Reading a talk by danah boyd on Identity Production in a Networked Culture: Why Youth Heart MySpace. Besides fascinating insights into online youth culture that danah brings so well, I find something that connects well with my own work – a piece on public, private and controlled spaces for adults and teens:

In this context, there are three important classes of space: public, private and controlled. For adults, the home is the private sphere where they relax amidst family and close friends. The public sphere is the world amongst strangers and people of all statuses where one must put forward one’s best face. For most adults, work is a controlled space where bosses dictate the norms and acceptable behavior.

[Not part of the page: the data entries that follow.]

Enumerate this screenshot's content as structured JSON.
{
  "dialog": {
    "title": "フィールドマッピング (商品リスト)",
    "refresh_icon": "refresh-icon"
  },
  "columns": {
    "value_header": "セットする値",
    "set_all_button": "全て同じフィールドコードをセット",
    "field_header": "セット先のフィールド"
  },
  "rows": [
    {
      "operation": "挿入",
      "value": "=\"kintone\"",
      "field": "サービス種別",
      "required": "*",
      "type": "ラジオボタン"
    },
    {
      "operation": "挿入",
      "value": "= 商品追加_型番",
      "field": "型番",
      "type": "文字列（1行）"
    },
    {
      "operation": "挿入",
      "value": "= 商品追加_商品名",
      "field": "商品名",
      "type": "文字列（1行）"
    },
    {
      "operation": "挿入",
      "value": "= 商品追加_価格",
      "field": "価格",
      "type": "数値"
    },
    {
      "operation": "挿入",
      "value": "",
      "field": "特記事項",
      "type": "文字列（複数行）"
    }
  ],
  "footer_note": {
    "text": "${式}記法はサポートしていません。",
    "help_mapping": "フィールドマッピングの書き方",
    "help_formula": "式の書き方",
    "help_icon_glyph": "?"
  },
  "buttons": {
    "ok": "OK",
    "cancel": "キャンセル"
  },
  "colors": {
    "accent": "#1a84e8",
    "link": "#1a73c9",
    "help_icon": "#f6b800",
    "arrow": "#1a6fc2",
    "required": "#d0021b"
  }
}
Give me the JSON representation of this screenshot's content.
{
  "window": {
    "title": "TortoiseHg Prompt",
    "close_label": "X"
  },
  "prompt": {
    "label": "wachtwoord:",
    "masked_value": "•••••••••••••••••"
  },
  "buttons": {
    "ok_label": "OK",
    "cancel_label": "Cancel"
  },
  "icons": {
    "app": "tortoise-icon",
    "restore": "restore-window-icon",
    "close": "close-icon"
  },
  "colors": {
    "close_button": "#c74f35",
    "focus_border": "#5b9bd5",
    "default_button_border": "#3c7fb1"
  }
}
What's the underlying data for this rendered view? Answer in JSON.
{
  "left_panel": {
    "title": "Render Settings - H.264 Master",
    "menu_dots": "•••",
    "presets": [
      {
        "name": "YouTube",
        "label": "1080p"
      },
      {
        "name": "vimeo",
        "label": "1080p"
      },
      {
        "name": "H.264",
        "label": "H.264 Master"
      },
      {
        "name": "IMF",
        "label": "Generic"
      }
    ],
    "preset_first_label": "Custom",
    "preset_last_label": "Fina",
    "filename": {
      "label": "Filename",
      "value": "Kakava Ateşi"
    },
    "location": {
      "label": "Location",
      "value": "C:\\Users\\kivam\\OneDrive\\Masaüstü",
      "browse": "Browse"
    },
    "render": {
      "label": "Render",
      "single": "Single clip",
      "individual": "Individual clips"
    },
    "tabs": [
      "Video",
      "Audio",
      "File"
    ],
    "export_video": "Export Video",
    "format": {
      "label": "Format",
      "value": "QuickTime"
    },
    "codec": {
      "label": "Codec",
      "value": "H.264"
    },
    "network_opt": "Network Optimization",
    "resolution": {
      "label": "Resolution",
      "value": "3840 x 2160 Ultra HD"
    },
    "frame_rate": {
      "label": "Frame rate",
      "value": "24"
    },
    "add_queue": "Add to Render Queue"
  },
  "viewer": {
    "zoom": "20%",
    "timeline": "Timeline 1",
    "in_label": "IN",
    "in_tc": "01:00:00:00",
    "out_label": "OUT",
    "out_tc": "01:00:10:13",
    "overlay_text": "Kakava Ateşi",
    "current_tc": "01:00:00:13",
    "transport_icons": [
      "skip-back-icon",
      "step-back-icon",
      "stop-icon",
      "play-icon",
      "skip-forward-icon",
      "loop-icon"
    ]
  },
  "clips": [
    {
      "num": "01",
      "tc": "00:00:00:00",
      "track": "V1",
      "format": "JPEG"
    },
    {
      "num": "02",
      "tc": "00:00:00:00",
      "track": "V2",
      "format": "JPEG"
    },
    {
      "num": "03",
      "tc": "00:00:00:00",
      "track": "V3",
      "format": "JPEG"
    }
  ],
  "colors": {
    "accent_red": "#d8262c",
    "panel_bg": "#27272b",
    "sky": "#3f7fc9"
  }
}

Teenager’s space segmentation is slightly different. Most of their space is controlled space. Adults with authority control the home, the school, and most activity spaces. Teens are told where to be, what to do and how to do it. Because teens feel a lack of control at home, many don’t see it as their private space.

To them, private space is youth space and it is primarily found in the interstices of controlled space. These are the places where youth gather to hang out amongst friends and make public or controlled spaces their own. Bedrooms with closed doors, for example.

Adult public spaces are typically controlled spaces for teens. Their public space is where peers gather en masse; this is where presentation of self really matters. It may be viewable to adults, but it is really peers that matter.

Reading this helped my framing my research interests in yet another way – I’m interested in uses of technology on the intersection between private, public and controlled spaces in a case of knowledge workers.

However, before getting further with the distinction I have to figure out from there it comes. Any references to other work?